Every hive inspection produces scattered notes — stores, brood pattern, temper, mite counts. Turned into a small set of tracked KPIs and read across the season, those notes become decisions: when to feed, when to treat for varroa, when to add supers. This scene renders each hive's four core metrics as a live 3D bar chart, and rolls them up into a floating apiary-wide dashboard above the yard.
Beekeepers who log even three or four numbers per hive per visit — stores, brood frames, mite drop, temper — can spot a failing queen or a mite spike weeks before it would show up as dead colonies, simply by watching the trend line bend.
A live 3D apiary where every hive grows its own bar chart of core metrics, feeding a floating holographic dashboard that turns scattered inspection notes into a small set of tracked KPIs.

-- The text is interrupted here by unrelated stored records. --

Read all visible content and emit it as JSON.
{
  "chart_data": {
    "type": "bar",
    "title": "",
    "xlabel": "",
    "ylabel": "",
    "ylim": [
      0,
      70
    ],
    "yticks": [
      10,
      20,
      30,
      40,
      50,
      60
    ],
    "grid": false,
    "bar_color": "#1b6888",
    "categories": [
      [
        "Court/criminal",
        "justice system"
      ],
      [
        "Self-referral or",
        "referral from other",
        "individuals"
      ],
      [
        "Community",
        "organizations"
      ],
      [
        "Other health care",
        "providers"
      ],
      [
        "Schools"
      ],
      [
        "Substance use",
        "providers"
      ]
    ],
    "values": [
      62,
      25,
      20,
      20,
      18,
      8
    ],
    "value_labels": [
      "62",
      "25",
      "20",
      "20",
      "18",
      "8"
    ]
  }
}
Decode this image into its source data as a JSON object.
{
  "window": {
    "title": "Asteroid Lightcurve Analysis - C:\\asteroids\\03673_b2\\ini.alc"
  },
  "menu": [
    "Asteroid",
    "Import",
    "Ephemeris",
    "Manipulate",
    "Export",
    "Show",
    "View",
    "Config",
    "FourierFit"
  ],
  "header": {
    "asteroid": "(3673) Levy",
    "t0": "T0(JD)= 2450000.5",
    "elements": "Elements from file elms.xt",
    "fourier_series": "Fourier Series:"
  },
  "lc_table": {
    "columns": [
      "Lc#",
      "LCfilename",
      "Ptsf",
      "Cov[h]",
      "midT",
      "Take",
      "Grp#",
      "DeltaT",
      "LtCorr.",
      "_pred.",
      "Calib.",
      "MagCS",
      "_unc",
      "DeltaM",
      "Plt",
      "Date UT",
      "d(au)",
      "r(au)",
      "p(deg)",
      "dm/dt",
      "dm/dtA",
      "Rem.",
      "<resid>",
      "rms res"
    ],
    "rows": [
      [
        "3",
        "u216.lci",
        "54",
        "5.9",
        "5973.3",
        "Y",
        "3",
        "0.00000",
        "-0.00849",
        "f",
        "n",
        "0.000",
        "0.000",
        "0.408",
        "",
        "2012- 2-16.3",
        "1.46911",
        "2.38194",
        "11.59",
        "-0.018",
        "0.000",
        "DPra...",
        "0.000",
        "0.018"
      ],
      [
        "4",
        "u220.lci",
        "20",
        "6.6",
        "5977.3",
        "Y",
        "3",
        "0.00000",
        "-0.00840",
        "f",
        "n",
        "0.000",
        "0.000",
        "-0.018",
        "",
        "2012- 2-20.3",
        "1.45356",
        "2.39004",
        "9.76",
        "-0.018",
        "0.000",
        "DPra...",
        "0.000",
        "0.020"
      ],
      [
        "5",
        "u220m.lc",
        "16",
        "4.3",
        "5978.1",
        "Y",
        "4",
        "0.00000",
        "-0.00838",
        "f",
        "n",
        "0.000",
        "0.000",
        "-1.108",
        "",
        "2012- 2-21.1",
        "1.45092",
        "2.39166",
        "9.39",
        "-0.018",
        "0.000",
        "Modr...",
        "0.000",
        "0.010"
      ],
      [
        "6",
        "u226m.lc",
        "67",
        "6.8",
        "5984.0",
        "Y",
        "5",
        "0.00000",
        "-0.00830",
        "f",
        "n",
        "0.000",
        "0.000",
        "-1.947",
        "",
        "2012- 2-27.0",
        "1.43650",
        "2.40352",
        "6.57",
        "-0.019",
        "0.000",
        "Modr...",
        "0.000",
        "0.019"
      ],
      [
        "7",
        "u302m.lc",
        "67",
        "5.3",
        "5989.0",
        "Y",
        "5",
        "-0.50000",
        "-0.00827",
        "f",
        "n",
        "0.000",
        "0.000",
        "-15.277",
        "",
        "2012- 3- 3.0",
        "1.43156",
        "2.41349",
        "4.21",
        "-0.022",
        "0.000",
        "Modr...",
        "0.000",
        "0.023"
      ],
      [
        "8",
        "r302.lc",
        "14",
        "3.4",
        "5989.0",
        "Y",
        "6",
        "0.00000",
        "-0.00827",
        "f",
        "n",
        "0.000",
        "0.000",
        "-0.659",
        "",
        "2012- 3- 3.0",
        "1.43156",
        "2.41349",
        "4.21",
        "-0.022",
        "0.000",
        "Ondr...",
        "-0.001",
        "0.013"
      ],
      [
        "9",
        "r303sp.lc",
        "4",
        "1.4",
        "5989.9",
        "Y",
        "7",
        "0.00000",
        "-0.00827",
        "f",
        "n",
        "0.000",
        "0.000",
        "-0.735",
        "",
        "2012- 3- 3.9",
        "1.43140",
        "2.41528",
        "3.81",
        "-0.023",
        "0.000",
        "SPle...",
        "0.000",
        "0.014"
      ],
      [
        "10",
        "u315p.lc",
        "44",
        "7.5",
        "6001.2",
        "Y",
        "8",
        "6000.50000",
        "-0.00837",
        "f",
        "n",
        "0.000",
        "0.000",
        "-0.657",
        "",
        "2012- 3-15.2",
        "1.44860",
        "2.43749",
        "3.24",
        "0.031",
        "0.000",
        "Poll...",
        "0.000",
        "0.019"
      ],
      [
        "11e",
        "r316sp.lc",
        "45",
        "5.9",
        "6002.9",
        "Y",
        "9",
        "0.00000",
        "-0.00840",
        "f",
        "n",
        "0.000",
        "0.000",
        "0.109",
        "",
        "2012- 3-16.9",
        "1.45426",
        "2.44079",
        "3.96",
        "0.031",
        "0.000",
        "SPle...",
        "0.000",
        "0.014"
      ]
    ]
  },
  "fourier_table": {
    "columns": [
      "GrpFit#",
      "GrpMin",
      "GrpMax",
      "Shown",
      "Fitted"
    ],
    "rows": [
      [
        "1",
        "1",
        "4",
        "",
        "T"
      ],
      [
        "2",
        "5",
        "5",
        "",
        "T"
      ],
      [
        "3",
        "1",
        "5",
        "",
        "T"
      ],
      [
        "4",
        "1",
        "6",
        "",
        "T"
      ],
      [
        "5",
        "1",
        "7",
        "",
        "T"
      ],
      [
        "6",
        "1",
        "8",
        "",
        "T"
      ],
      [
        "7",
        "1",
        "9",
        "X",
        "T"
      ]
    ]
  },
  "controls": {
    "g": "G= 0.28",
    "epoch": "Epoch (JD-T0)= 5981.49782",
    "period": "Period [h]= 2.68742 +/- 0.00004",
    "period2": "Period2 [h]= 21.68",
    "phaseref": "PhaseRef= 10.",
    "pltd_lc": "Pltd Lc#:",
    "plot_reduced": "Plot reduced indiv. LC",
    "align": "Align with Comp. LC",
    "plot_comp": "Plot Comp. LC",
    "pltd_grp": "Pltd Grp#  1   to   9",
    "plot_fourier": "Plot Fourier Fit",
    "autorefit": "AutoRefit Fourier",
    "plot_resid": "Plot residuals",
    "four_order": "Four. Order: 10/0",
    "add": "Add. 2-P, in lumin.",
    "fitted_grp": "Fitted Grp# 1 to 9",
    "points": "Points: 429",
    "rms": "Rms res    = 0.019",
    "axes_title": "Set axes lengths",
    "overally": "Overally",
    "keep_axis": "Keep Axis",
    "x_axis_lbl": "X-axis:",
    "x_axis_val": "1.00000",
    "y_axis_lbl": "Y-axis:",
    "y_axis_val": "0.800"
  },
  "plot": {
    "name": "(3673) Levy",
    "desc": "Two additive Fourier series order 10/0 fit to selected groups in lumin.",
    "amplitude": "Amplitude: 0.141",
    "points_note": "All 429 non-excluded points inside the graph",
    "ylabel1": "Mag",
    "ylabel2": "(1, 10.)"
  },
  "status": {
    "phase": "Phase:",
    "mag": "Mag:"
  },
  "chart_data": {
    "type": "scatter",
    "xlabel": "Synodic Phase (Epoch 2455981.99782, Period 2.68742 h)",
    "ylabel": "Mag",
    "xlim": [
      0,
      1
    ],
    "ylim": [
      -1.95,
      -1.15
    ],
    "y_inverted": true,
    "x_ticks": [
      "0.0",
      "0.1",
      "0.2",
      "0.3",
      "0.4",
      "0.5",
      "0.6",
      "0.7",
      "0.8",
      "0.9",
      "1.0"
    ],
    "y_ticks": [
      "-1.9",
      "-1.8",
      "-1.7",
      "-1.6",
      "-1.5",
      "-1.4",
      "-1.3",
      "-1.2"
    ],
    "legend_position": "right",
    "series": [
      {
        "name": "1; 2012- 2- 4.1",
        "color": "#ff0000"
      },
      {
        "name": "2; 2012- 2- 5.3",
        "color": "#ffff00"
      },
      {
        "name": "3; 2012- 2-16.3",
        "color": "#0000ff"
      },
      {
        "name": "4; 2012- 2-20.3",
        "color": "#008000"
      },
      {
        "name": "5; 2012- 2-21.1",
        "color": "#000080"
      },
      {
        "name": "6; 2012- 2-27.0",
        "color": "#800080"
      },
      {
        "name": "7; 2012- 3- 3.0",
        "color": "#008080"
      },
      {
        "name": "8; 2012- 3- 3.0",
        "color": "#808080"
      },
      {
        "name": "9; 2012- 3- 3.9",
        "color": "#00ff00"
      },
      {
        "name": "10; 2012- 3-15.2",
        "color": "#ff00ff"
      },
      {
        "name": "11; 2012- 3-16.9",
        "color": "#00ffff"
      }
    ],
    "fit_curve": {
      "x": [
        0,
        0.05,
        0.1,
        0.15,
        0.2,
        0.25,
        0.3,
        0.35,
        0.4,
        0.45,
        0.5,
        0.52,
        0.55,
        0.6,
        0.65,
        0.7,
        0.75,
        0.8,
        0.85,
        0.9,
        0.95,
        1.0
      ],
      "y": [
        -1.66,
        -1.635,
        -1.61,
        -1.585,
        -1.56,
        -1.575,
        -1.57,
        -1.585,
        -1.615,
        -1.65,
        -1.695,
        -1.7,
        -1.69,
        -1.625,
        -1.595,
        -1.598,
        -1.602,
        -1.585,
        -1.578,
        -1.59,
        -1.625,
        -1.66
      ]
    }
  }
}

Four hive-level metrics — honey stores, brood pattern, population and mite load — evolve across a simulated season and roll up into an apiary-wide dashboard, mirroring how real inspection data becomes a decision tool.
Scrub through the season, set a mite alert threshold, pick which metric drives the dashboard and trend line, and switch apiary size to see how variance between hives shows up in the aggregate.
Tracking just a handful of consistent numbers per hive visit — rather than free-text notes — is usually enough to catch a failing queen or a mite spike weeks before it becomes a dead-out.